Erstens ist Geld ist am Ende des Tages nicht nur ein leeres Glücksversprechen, sondern scheint sogar das Gegenteil zu bewirken. Maren Urner weiß: „Wir kennen sie alle, die Vorstellung, dass Geld dafür sorgt, dass wir die kleinen Freuden des Lebens weniger genießen.“ Und hier ist vielleicht am ehesten der Ausdruck des „Verlernens“ angebracht. Zum ersten Mal wissenschaftlich belegt hat die Idee, dass Geld den Zugang zu den kleinen Freuden im Leben erschwert oder gar verwehrt, ein internationales Forscherteam im Jahr 2010. Je wohlhabender ihre Probanden, desto geringer ihre Fähigkeit, alltägliche positive Erfahrungen zu würdigen. Mit anderen Worten: Ein Zugang zu den vermeintlich besten Dingen im Leben wie der Spritztour im Privatjet zur Pariser Weinprobe verschlechtert die Fähigkeit, die kleinen Freuden des Lebens zu genießen. Dr. Maren Urner ist Professorin für Medienpsychologie an der Hochschule für Medien, Kommunikation und Wirtschaft (HMKW) in Köln.

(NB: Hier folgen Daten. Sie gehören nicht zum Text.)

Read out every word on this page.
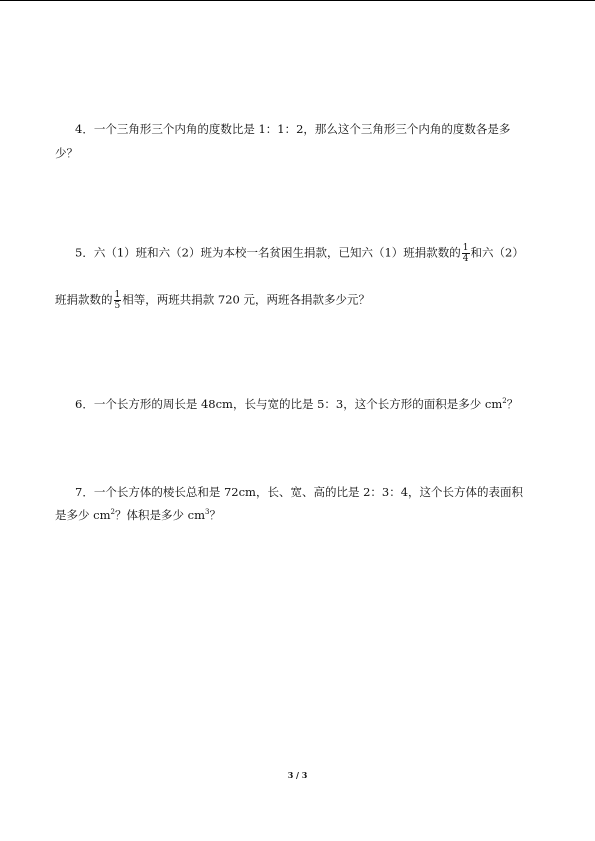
4．一个三角形三个内角的度数比是 1：1：2，那么这个三角形三个内角的度数各是多
少？
5．六（1）班和六（2）班为本校一名贫困生捐款，已知六（1）班捐款数的 $\frac{1}{4}$ 和六（2）
班捐款数的 $\frac{1}{5}$ 相等，两班共捐款 720 元，两班各捐款多少元？
6．一个长方形的周长是 48cm，长与宽的比是 5：3，这个长方形的面积是多少 $cm^2$？
7．一个长方体的棱长总和是 72cm，长、宽、高的比是 2：3：4，这个长方体的表面积
是多少 $cm^2$？体积是多少 $cm^3$？
3 / 3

Beim Glück geht es nicht um die Intensität

Ein zweiter Irrtum besteht in der Vorstellung, Glück sei eine Insel. Also ein Ort oder Ziel, an dem man – einmal dort angekommen – für immer verweilen kann. Der US-amerikanische Psychologe Daniel Gilbert und Autor des Bestsellers „Ins Glück stolpern“ erklärt es so: „Beim Glück geht es nicht um die Intensität der Erfahrungen, die wir machen, sondern um die Frequenz.“ Also glücklich bis ans Ende seiner Tage funktioniert nur, wenn man nur noch drei Minuten zu leben hat.

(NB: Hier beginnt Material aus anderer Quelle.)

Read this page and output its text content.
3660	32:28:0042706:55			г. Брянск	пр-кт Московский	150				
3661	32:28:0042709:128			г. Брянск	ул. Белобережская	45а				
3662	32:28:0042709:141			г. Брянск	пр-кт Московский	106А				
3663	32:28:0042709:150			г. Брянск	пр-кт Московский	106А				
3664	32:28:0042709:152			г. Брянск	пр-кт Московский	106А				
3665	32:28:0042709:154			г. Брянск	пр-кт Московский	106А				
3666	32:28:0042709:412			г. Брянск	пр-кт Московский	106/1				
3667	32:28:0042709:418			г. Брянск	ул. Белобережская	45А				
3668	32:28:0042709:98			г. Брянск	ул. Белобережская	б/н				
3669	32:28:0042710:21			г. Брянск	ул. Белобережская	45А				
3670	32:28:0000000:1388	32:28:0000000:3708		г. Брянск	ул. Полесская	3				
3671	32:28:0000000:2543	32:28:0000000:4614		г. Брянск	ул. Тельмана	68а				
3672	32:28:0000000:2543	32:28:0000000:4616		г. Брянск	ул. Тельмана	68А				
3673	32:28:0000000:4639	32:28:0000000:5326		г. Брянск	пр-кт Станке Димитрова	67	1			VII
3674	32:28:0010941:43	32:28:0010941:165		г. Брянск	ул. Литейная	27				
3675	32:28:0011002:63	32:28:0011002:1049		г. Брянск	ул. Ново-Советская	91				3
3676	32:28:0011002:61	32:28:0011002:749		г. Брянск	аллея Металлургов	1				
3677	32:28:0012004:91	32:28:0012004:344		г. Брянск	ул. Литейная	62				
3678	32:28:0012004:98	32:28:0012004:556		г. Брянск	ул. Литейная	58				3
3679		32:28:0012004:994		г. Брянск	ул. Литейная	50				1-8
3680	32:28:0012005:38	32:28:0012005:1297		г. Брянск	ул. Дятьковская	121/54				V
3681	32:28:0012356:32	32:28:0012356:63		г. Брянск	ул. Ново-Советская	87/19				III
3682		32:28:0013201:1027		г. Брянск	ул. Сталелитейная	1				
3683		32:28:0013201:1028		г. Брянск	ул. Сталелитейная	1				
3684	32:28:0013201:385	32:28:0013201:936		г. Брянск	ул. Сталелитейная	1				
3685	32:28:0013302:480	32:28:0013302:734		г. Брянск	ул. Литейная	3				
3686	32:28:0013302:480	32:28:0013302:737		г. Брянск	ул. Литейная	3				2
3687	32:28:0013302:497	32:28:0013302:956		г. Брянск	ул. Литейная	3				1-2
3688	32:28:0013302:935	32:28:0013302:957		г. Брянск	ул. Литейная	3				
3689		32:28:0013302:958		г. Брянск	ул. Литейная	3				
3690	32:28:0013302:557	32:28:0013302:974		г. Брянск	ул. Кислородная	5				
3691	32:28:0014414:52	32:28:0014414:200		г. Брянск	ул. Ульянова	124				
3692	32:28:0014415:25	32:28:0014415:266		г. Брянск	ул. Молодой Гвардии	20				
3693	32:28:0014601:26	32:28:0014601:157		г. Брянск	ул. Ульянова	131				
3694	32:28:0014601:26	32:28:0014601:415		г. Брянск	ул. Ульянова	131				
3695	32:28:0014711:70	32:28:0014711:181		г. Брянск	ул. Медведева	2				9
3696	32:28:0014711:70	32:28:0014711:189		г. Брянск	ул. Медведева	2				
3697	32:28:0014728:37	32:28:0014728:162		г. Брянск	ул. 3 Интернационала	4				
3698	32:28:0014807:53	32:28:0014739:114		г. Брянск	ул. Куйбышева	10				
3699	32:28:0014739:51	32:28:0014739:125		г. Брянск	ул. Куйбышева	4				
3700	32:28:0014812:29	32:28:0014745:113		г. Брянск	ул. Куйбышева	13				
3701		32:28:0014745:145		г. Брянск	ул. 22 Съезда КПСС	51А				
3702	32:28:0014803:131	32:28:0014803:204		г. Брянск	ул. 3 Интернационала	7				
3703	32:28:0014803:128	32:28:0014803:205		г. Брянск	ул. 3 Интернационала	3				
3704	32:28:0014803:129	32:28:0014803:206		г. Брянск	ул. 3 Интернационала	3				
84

Anknüpfend daran, greift Nicholas Epley, US-amerikanischer Sozialpsychologe und Verhaltensforscher, den dritten Irrtum bei der Glücksuche auf: Es geht nicht um die Intensität, sondern um die Frequenz. Maren Urner erläutert: „Der Forscher vergleicht unser Glücks- und Zufriedenheitsempfinden mit einem löchrigen Reifen, der immer wieder aufgepumpt werden muss, damit ihm nicht die Luft ausgeht.“ So seien die kleinen Freuden im Alltag die Luftpumpe des eigenen Glücksempfindens.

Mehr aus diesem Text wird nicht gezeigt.